For a moment Madelaine surveyed him. And then she saw the clean-cut character in the thing he was doing. With her intuitive understanding of psychology, she realized that the very best side of her cousin was disclosing itself now.

“Gordon—was that—why you would not kiss me on the lips—the last time we faced each other in this room?”

“Something of the sort, Madge. Yes.”

“Gordon, this is a very manly thing you’re doing. A big thing!”

“Please don’t make it any more distressing. I’m not doing it from any hope of praise or sense of duty. I’m doing it because I found a new thrill in shooting straight, after you gave me the incentive to stop sloughing, Madge. And—I’ve learned more—in France. Miss Gridley can never be to me what you have been, Madge. But then, I don’t deserve you, and never did. I can make Miss Gridley very happy. I can nurse her back to normality and health. She has very great confidence in me. She loves me greatly. She was very tender when she heard I had returned and was confined in the hospital. She visited me every day. It will not be at all difficult to love her for that tenderness. All of us have the capacity to love, I find, Madge, when the basis of love is service. And there is usually a Great Circumstance where we eventually find we can serve—very beautifully. Please don’t weep, Madelaine. Your mother—my aunt——”

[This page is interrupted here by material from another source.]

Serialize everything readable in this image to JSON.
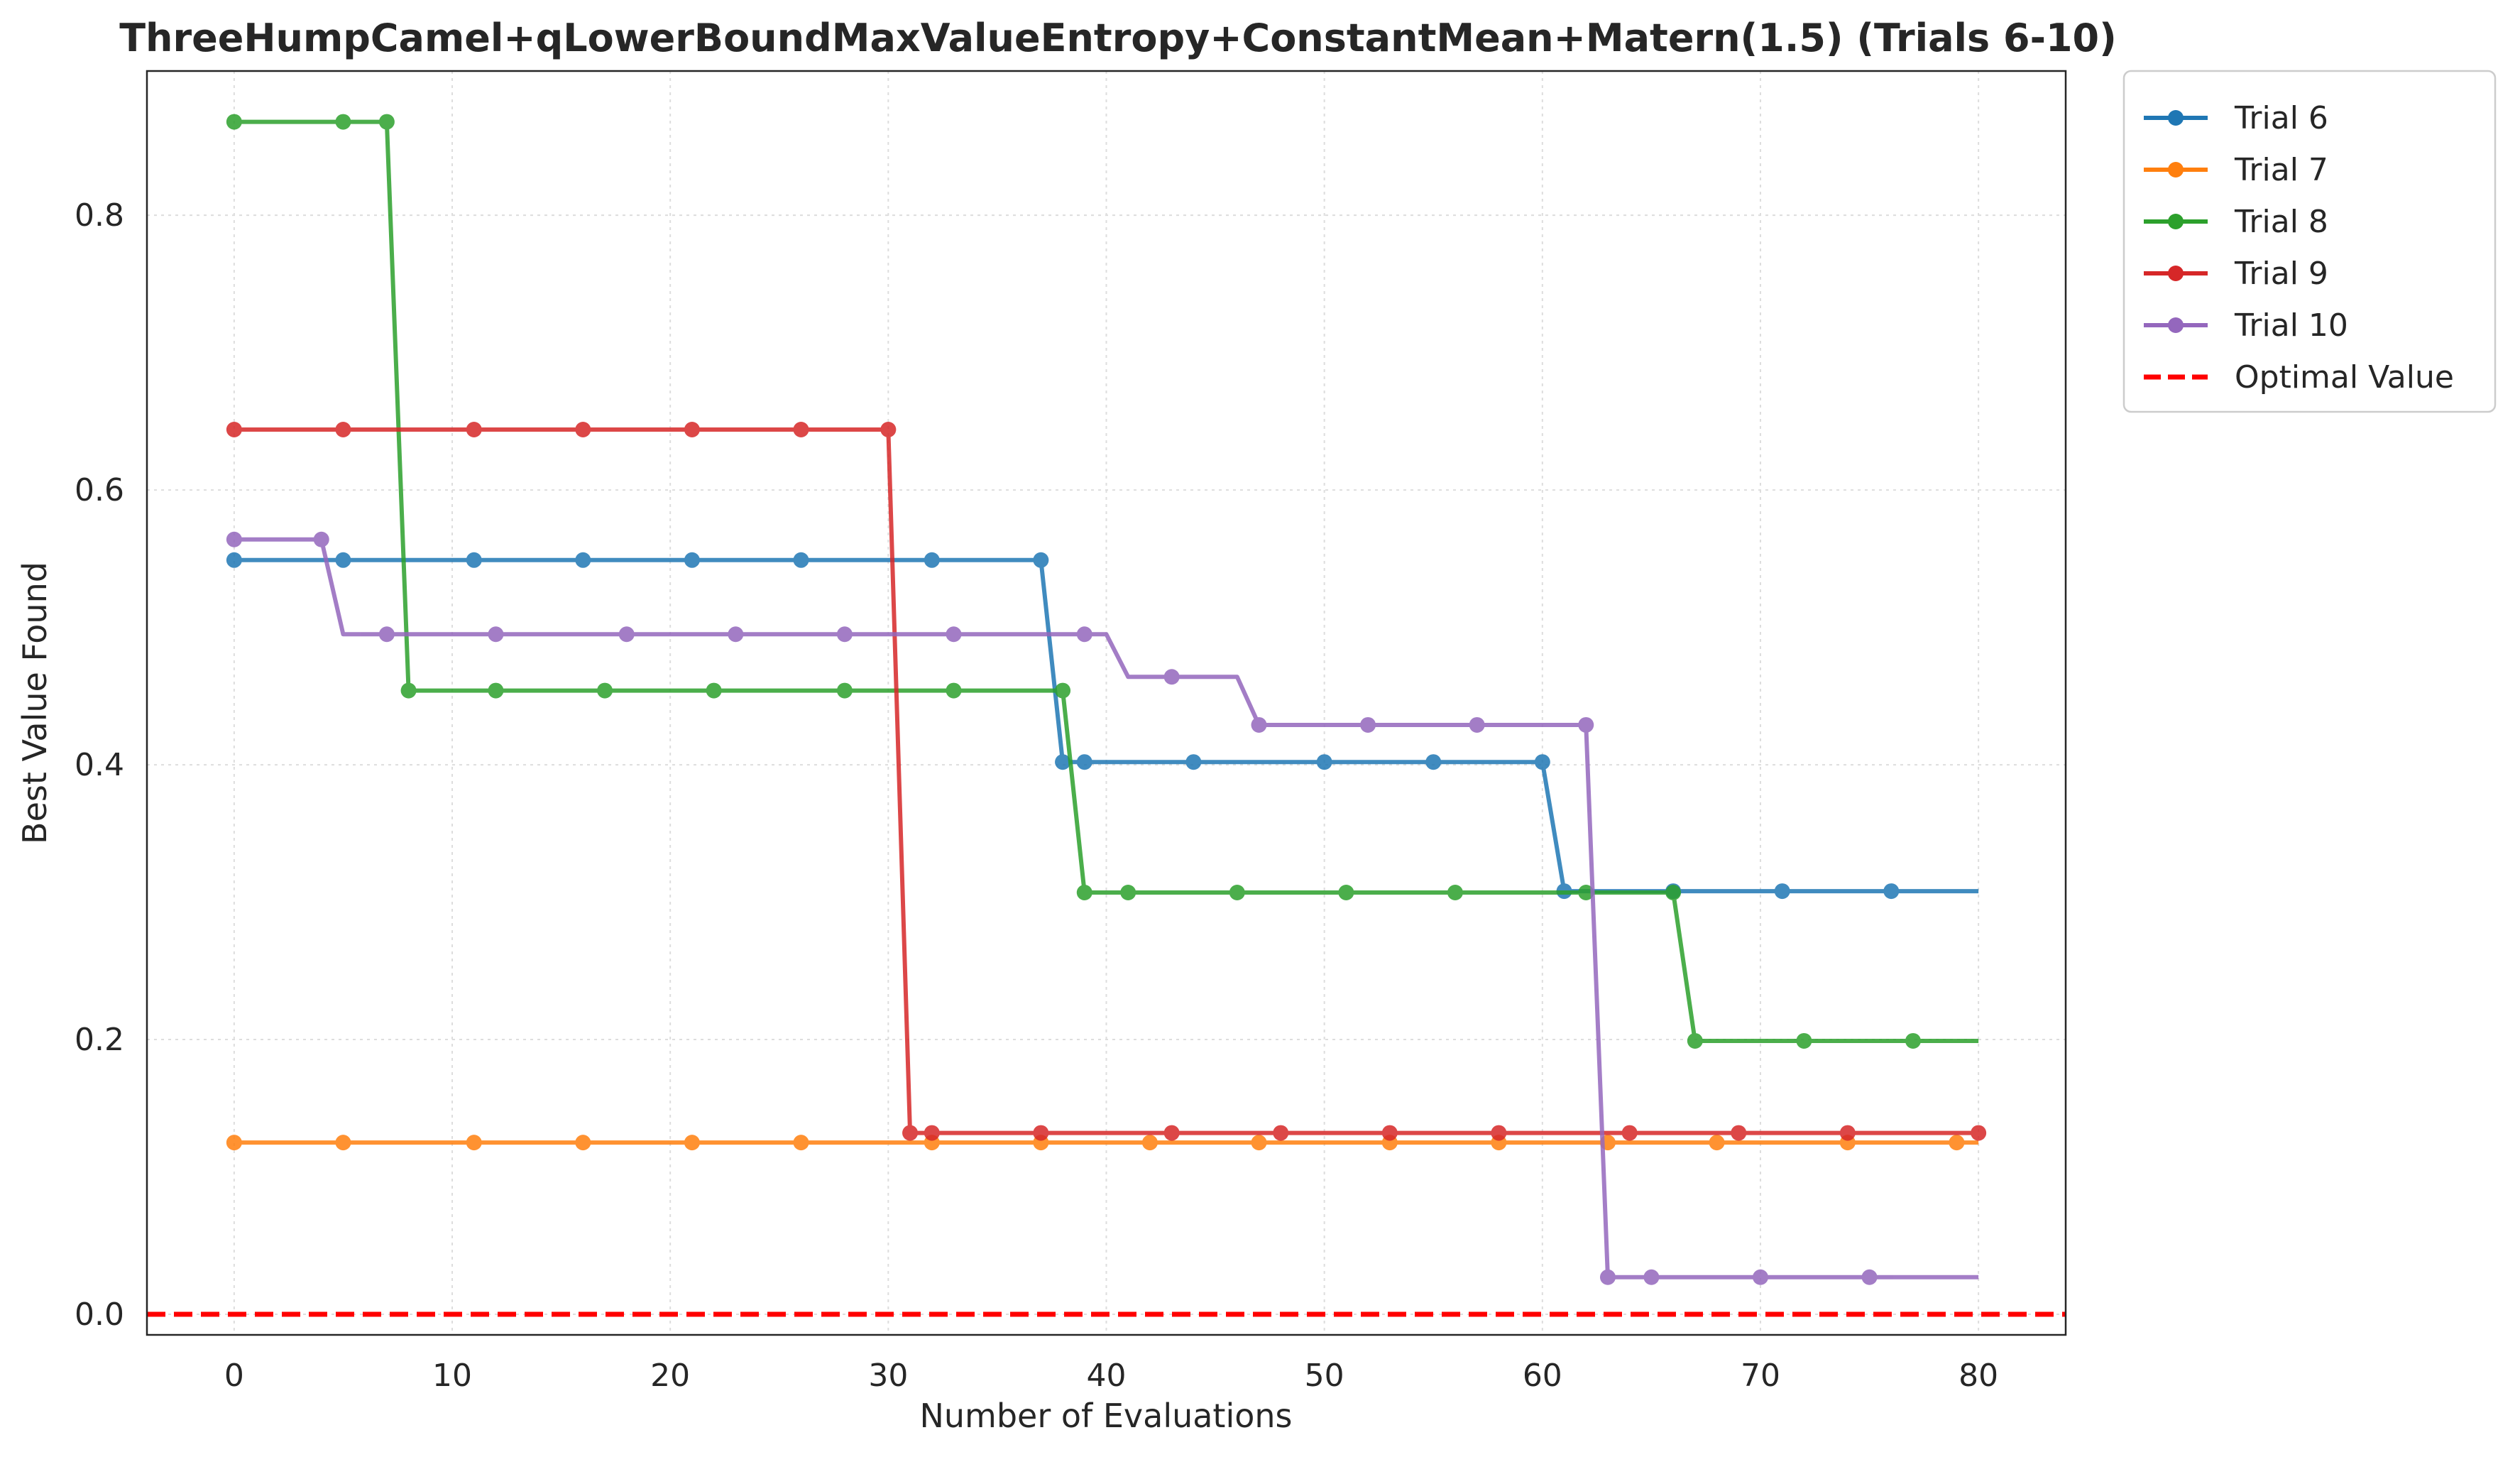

“Mother doesn’t need to tell me anything, Gordon. I understand. I cared for Bernie in her dilemma. And I know now why she would not tell me her lover’s name. You were a relative. There is much that is fine in Bernie. But, Gordon, it hasn’t had a chance. Oh, I’m so overwhelmed with everything turning out this way that I don’t know what to do or say.”

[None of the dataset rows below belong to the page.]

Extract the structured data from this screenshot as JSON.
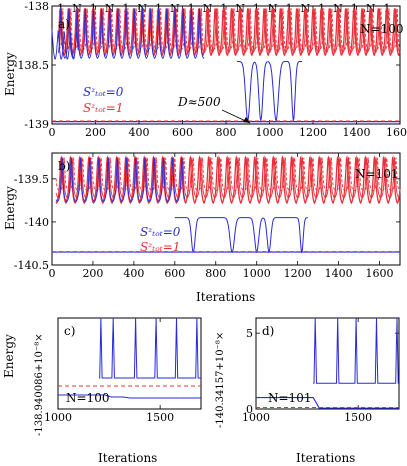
{
  "colors": {
    "blue": "#2a2ad8",
    "red": "#e8303a",
    "axis": "#000000"
  },
  "chart_data": [
    {
      "type": "line",
      "panel": "a)",
      "title": "N=100",
      "xlabel": "",
      "ylabel": "Energy",
      "xlim": [
        0,
        1600
      ],
      "ylim": [
        -139,
        -138
      ],
      "xticks": [
        "0",
        "200",
        "400",
        "600",
        "800",
        "1000",
        "1200",
        "1400",
        "1600"
      ],
      "yticks": [
        "-139",
        "-138.5",
        "-138"
      ],
      "top_labels": [
        "1",
        "N",
        "1",
        "N",
        "1",
        "N",
        "1",
        "N",
        "1",
        "N",
        "1",
        "N",
        "1",
        "N",
        "1",
        "N",
        "1",
        "N",
        "1",
        "N",
        "1"
      ],
      "legend": [
        "Sᶻₜₒₜ=0",
        "Sᶻₜₒₜ=1"
      ],
      "annotation": "D≈500",
      "series": [
        {
          "name": "Sᶻₜₒₜ=0",
          "color": "#2a2ad8",
          "baseline": -138.47,
          "ground": -138.98,
          "spikes_to": -138.02,
          "period": 40
        },
        {
          "name": "Sᶻₜₒₜ=1",
          "color": "#e8303a",
          "baseline": -138.45,
          "ground": -138.98,
          "spikes_to": -138.02,
          "period": 40
        }
      ]
    },
    {
      "type": "line",
      "panel": "b)",
      "title": "N=101",
      "xlabel": "Iterations",
      "ylabel": "Energy",
      "xlim": [
        0,
        1700
      ],
      "ylim": [
        -140.5,
        -139.2
      ],
      "xticks": [
        "0",
        "200",
        "400",
        "600",
        "800",
        "1000",
        "1200",
        "1400",
        "1600"
      ],
      "yticks": [
        "-140.5",
        "-140",
        "-139.5"
      ],
      "legend": [
        "Sᶻₜₒₜ=0",
        "Sᶻₜₒₜ=1"
      ],
      "series": [
        {
          "name": "Sᶻₜₒₜ=0",
          "color": "#2a2ad8",
          "ground": -140.35
        },
        {
          "name": "Sᶻₜₒₜ=1",
          "color": "#e8303a",
          "ground": -140.35
        }
      ]
    },
    {
      "type": "line",
      "panel": "c)",
      "title": "N=100",
      "xlabel": "Iterations",
      "ylabel": "Energy",
      "yoffset_label": "-138.940086+10⁻⁸×",
      "xlim": [
        1000,
        1700
      ],
      "xticks": [
        "1000",
        "1500"
      ],
      "yticks": [],
      "series": [
        {
          "name": "Sᶻₜₒₜ=0",
          "color": "#2a2ad8"
        },
        {
          "name": "Sᶻₜₒₜ=1",
          "color": "#e8303a"
        }
      ]
    },
    {
      "type": "line",
      "panel": "d)",
      "title": "N=101",
      "xlabel": "Iterations",
      "ylabel": "",
      "yoffset_label": "-140.34157+10⁻⁸×",
      "xlim": [
        1000,
        1700
      ],
      "ylim": [
        0,
        6
      ],
      "xticks": [
        "1000",
        "1500"
      ],
      "yticks": [
        "0",
        "5"
      ],
      "series": [
        {
          "name": "Sᶻₜₒₜ=0",
          "color": "#2a2ad8"
        },
        {
          "name": "Sᶻₜₒₜ=1",
          "color": "#e8303a"
        }
      ]
    }
  ]
}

“I bothered you to-night, Madge, because I delayed my departure almost ten days now, awaiting your return. I had to see you and say this personally. I felt it would be yellow to leave it to a letter. I am leaving for Chicago at midnight. Bernice and I are going to Pittsfield, Kansas, as soon as we are married. I am going out to manage an iron works out there. If we’re unable to return east for your wedding, I want you to let me offer you all my good wishes, now—to-night. Forge is a lucky dog, with your life in his keeping. I feel sure he appreciates it. You would not love him enough to marry him if he lacked the capacity for such appreciation.”